3. Ravens (7-5): Remaining opponents: at Patriots (10-2), vs. Eagles (5-7), at Steelers (7-5), at Bengals (4-7-1) — Opponents record —26-21-1 (.541)
Baltimore is still in the driver’s seat in the AFC North, but needs to keep winning to stay ahead of the Steelers, who have such a pillowy-soft schedule the rest of the way the guys at Sleep Number should look into using it as a template.

4. Texans (6-6): Remaining opponents: at Colts (6-6), vs. Jags (2-10), vs. Bengals (4-7-1), vs. Titans (6-6) — Opponents record — 18-29-1 (.375)
One of two things is going to happen in the AFC South: Either the Texans will lose a wild-card game, or the Titans will overcome Houston and give pretty much every football fan outside of the greater Houston area the story we all want.

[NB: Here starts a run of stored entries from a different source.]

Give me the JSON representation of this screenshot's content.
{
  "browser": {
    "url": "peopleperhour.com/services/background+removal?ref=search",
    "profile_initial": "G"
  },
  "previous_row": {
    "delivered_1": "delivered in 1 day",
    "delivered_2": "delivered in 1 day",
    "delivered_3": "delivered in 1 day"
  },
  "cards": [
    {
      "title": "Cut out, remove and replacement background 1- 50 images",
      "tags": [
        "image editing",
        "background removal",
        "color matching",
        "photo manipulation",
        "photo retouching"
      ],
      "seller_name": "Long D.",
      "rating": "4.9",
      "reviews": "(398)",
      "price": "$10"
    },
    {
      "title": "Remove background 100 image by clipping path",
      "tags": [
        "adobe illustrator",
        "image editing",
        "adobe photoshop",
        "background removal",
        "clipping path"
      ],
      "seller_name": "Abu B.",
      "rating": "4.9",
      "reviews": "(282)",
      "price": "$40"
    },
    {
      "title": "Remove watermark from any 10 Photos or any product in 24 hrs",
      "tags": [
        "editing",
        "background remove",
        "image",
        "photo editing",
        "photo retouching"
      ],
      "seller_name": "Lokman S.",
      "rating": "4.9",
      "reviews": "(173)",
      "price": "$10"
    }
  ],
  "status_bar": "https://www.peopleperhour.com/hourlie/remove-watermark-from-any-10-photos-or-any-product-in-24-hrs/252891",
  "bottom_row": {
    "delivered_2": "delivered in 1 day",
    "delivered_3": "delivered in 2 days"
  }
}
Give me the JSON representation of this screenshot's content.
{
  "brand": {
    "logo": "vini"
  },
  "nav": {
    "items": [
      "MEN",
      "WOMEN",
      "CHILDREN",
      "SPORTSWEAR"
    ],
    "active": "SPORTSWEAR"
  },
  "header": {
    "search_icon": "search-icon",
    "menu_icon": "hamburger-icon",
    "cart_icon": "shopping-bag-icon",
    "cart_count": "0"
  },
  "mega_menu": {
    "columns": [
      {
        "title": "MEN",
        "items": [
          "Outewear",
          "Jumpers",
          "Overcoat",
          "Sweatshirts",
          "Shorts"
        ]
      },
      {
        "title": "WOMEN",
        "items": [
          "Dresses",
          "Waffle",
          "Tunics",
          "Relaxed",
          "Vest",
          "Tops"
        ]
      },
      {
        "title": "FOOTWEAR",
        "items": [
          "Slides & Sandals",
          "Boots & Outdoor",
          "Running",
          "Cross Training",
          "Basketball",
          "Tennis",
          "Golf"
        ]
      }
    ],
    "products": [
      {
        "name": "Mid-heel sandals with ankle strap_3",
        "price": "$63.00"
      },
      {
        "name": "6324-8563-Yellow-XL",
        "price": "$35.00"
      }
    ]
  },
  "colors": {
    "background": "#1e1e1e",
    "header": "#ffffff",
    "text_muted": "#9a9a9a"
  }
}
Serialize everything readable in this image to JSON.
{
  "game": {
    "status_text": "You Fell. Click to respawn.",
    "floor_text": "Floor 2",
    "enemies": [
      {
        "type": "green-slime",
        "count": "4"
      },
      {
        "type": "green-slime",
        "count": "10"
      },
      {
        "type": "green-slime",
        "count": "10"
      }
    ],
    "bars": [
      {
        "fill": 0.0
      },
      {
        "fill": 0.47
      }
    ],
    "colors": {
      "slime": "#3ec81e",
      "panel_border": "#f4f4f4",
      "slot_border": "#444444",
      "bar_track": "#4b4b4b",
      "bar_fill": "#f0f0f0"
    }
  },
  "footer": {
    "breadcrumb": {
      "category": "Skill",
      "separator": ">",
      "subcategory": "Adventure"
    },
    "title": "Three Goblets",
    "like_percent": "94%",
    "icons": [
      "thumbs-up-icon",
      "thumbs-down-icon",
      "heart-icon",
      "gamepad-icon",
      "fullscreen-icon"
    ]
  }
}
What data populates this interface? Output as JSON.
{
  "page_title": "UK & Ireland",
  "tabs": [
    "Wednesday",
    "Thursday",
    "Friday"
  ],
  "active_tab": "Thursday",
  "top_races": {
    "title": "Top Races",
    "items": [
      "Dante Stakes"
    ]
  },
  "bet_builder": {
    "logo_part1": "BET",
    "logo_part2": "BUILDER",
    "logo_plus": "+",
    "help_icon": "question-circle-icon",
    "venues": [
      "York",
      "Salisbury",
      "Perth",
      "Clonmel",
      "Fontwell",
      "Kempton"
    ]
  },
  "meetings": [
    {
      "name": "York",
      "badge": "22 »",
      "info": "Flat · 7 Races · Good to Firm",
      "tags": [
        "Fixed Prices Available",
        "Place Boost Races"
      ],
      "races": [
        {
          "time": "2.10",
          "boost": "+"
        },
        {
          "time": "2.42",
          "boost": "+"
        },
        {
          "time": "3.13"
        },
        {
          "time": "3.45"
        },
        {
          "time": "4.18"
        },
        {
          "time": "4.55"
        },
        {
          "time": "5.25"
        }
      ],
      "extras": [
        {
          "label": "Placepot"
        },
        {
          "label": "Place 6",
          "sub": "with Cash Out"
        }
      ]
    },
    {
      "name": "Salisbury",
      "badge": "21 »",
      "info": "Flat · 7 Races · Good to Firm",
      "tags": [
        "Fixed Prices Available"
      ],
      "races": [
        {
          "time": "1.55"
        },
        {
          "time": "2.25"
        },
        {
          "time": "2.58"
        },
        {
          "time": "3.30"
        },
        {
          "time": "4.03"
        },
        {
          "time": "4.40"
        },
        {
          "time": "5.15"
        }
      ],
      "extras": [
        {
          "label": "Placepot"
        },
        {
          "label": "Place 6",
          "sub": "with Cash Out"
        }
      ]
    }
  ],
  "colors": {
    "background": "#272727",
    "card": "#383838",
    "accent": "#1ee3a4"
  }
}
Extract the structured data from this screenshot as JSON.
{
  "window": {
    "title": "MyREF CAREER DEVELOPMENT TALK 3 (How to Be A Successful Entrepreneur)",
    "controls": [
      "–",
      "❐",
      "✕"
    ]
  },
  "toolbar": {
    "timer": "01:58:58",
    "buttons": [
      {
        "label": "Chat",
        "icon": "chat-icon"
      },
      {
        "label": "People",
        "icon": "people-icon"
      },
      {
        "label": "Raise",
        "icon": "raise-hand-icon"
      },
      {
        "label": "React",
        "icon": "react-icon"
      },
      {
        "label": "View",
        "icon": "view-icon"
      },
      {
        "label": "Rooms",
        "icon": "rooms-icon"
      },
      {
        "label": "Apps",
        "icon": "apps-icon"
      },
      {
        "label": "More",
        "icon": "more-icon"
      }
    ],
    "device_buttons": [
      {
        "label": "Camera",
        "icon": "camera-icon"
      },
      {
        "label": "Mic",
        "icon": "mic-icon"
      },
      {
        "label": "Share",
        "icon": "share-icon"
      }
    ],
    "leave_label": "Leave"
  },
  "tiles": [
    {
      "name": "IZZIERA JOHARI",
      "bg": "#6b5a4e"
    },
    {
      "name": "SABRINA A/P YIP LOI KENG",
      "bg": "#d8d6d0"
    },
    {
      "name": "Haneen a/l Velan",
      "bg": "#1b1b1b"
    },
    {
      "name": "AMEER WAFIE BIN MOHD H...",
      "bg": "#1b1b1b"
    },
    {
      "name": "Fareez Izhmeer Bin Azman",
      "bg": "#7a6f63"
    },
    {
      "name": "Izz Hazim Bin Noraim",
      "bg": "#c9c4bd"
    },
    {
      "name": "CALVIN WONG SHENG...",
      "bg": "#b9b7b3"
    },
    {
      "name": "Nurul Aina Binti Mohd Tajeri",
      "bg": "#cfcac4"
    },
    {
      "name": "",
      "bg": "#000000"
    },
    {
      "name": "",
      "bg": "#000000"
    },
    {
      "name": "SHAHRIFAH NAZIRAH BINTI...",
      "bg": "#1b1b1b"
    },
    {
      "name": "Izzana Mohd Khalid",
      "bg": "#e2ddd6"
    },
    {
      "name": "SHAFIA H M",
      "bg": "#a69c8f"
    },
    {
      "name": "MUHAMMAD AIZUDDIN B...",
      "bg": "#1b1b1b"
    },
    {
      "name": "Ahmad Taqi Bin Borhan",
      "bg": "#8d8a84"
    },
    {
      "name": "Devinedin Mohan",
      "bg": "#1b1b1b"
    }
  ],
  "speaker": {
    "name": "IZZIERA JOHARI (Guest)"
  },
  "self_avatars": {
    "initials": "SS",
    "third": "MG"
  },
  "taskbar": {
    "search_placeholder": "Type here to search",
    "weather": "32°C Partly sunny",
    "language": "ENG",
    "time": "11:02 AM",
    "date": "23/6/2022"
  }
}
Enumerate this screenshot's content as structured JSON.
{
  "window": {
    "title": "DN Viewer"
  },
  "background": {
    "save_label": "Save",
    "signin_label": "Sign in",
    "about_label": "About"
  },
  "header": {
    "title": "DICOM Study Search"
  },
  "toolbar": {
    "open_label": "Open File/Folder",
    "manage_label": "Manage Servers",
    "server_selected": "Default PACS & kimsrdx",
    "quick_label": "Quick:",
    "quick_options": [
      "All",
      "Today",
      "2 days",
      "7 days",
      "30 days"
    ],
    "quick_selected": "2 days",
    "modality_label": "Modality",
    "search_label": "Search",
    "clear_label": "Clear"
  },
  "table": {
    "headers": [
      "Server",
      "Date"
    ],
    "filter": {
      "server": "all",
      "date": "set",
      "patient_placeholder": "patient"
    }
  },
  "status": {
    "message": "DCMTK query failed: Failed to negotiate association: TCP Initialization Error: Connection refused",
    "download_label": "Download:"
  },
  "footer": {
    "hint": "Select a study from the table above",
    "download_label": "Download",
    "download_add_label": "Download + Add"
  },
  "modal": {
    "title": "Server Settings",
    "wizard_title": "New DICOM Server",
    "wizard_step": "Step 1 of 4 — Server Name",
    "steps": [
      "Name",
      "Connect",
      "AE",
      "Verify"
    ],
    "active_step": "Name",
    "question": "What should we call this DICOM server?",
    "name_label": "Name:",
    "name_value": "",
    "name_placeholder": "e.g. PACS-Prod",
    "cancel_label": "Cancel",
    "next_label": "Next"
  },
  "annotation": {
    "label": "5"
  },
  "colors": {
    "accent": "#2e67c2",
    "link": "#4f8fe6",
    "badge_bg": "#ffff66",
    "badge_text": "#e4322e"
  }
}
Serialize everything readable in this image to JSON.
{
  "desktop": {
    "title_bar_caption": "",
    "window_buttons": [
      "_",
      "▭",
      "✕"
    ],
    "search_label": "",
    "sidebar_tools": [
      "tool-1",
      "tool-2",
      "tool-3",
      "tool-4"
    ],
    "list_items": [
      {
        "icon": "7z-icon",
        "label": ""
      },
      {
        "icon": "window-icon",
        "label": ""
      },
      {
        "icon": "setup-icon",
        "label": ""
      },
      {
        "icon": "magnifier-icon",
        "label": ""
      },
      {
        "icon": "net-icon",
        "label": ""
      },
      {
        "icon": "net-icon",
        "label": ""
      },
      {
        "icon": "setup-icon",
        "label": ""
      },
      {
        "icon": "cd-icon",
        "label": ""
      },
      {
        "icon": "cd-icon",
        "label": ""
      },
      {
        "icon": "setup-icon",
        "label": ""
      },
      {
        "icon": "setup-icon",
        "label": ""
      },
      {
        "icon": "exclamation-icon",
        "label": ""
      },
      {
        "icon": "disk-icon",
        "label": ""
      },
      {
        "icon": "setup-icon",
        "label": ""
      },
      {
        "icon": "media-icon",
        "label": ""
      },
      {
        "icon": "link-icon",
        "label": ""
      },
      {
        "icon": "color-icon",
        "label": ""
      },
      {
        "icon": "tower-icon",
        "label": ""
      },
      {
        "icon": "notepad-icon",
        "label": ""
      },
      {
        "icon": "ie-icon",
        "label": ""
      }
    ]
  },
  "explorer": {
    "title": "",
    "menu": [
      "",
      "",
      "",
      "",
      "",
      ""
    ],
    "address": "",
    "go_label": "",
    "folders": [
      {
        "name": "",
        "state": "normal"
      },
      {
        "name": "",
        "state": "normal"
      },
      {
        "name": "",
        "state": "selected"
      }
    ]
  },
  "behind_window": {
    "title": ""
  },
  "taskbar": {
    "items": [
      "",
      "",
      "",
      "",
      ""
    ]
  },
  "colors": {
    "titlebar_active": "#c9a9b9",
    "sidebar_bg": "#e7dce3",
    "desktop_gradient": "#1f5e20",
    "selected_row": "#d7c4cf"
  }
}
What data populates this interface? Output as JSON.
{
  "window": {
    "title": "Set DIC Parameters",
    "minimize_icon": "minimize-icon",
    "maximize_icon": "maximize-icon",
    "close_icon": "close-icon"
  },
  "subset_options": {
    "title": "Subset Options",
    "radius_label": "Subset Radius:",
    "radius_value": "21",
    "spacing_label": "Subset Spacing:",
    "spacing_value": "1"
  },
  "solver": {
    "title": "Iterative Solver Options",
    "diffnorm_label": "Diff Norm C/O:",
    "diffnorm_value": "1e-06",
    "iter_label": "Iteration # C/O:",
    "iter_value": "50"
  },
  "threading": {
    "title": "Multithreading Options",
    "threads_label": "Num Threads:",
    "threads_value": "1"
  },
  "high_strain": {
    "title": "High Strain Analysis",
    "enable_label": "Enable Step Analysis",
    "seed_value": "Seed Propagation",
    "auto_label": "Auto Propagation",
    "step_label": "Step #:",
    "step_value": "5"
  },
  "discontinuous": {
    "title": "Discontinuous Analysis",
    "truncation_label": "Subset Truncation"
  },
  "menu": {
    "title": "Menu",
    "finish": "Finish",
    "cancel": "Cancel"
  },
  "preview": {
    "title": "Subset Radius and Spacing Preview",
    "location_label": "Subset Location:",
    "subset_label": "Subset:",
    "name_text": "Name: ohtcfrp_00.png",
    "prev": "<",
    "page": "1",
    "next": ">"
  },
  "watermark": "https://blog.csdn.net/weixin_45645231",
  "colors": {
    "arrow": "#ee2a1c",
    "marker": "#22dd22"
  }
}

5. Chiefs (9-3): Remaining opponents: vs. Raiders (10-2), vs. Titans (6-6), vs. Broncos (8-4), at Chargers (5-7) — Opponents record —29-19 (.604)
Let’s end the formalities and throw all three AFC West playoff contenders into the octagon now. The two teams that come out warm the right to advance to the playoffs. Thursday’s game between Kansas City and Oakland should be a lot of fun.

6. Broncos (8-4): Remaining opponents: at Titans (6-6), vs. Patriots (10-2), at Chiefs (9-3), vs. Raiders (10-2) — Opponents record — 35-13 (.729)
Denver has the toughest road the rest of the way, but a pair of divisional games over the last two weeks of the season will go a long way toward determining what happens to them.

7. Dolphins (7-5): Remaining opponents: vs. Cardinals (5-6-1), at Jets (3-9), at Bills (6-6), vs. Patriots (10-2) — Opponents record — 24-23-1 (.502)
A big loss this past weekend to the Ravens snapped Miami’s six-game winning streak. If they can take care of business the next two weeks against lesser opponents, the Dolphins could still be in position for that last wild-card spot heading into the regular-season finale against New England.

8. Steelers (7-5): Remaining opponents: at Bills (6-6), at Bengals (4-7-1), vs. Ravens (7-5), vs. Browns (0-12) — Opponents record — 17-30-1 (.354)
Three winnable games over the last month of the season for Pittsburgh means the AFC North chase isn’t over quite yet.